Iran droht mit präventivem Erstschlag

Der Streit um das iranische Atomprogramm eskaliert weiter. Der Vize-Chef der iranischen Streitkräfte droht Israel mit einem präventiven Angriff. Doch allen Drohgebärden zum Trotz steigt der Druck auf Teheran weiter.

Iranische Kampfflugzeug fliegen über der Hauptstadt Teheran. dpa

Iranische Kampfflugzeug fliegen über der Hauptstadt Teheran.
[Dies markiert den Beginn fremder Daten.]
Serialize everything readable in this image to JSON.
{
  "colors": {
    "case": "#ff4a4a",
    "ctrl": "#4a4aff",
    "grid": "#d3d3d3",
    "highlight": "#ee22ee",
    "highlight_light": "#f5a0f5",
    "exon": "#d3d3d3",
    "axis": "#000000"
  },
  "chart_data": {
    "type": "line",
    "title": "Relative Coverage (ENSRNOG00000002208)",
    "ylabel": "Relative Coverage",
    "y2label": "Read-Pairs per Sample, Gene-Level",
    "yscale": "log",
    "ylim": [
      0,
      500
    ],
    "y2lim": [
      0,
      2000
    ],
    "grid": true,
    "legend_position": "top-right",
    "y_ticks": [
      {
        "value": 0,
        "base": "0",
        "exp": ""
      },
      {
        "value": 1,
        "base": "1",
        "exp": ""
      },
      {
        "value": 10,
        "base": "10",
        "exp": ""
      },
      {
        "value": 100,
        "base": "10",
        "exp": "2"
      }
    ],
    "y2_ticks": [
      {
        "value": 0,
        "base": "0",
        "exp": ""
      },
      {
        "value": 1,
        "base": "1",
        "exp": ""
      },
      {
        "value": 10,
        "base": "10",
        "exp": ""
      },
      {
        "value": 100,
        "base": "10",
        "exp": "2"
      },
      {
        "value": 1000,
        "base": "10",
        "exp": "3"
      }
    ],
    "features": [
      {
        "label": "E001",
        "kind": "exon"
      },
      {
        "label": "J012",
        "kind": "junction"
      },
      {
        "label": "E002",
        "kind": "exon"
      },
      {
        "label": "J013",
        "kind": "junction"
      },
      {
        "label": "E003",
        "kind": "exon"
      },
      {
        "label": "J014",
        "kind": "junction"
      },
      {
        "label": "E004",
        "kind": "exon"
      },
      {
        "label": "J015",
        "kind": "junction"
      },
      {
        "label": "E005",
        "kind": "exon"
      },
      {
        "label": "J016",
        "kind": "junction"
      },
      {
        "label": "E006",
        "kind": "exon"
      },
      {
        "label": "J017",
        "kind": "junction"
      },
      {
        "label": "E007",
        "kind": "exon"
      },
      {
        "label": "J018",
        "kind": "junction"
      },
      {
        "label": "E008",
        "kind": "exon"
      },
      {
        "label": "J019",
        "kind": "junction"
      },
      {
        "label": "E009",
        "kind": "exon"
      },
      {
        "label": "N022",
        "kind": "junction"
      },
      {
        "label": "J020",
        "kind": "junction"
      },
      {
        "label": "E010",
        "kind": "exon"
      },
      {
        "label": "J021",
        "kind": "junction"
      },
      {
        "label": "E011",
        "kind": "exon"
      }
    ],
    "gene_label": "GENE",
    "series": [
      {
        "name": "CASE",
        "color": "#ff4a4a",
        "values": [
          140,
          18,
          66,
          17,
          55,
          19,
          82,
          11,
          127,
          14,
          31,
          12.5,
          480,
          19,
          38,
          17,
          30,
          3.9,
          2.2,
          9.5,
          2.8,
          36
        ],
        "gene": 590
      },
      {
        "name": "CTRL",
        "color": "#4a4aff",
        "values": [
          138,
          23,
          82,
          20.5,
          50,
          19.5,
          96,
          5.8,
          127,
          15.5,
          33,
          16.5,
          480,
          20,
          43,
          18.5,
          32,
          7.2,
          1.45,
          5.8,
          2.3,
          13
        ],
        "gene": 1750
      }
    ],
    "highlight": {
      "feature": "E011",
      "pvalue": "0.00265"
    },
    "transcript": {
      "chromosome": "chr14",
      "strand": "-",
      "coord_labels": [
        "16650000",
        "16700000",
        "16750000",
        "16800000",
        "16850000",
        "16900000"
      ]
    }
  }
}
Der Nervenkrieg um das iranische Atomprogramm spitzt sich zu - und der Ton politischer Erklärungen wird immer schärfer: Der Vize-Chef der iranischen Streitkräfte schließt inzwischen einen präventiven Angriff nicht aus, wenn die nationalen Interessen des Landes dies erforderten. Israel und die USA haben eine Militäraktion gegen iranische Atomanlagen nicht ausgeschlossen, falls die Gefahr besteht, dass der Iran an Atomwaffen gelangen könnte.

Die Nachrichtenagentur Fars zitierte Mohammed Hedschasi mit den Worten: „Wenn wir das Gefühl haben, dass unsere Feinde die nationalen Interessen des Iran gefährden wollen und sich dazu entschließen wollen, dann werden wir handeln, ohne auf ihr Vorgehen zu warten.“ Das sei Teil der Militärstrategie des Landes.

Die Drohgebärde ist eine Reaktion auf den immensen Druck, unter dem Iran derzeit steht. Mehrere europäische Länder haben ihre Öl-Importe aus der Islamischen Republik gestoppt. Gleichzeitig besucht eine Delegation der Internationalen Atomenergiebehörde (IAEA) zum zweiten Mal  innerhalb von weniger als einem Monat das Land. Doch das beeindruckt Iran genauso wenig wie etwa die Aussage von Bundesaußenminister Guido Westerwelle, dass die Zeit für taktische Manöver vorbei sei.

Die EU-Sanktionen gegen Iran

Verbot der Einfuhr von Mineralöl

Verbot der Einfuhr von Mineralöl spätestens ab 1. Juli. Lieferungen an Italien bleiben erlaubt, weil es sich um Begleichung iranischer Schulden handelt.

Einfrieren aller Konten

Einfrieren aller Konten der iranischen Zentralbank in Europa. „Legitime Geschäfte“ sollen jedoch in Ausnahmefällen „unter dtrikten Kontrollen“ weiter erlaubt sein.

Einreiseverbot

Einreiseverbot für 116 Personen, die das Atomprogramm fördern. Sofern sie Vermögen in der EU haben, wird dieses eingefroren. Gegen 61 Personen gibt es Einreiseverbote wegen der Unterdrückung der Opposition.

Handelsverbot

Ein Verbot, mit 441 meist iranischen Firmen und Organisationen Geschäfte zu machen. Auch deren Vermögenswerte in der EU sind eingefroren. Betroffen sind die Bereiche Bankwesen, Versicherungen, Nukleartechnik, Luftfahrt, Schifffahrt, Elektronik, Chemie, Öl- und Gasförderung.

Exportverbote für Ausrüstung und Technologie

Exportverbot für Ausrüstung und Technologie für die Öl- und Gasförderung, Verbot von Investitionen oder Krediten für diesen Bereich. Verbot von Krediten für die iranische Regierung oder deren Einrichtungen.

Exportverbot für Waffen und Telekommunikationsgeräte

Exportverbot für Waffen, Technologie oder Güter für nukleare Anlagen, Chemikalien, Elektronik, Navigationsgerät sowie bestimmte Telekommunikationsgeräte.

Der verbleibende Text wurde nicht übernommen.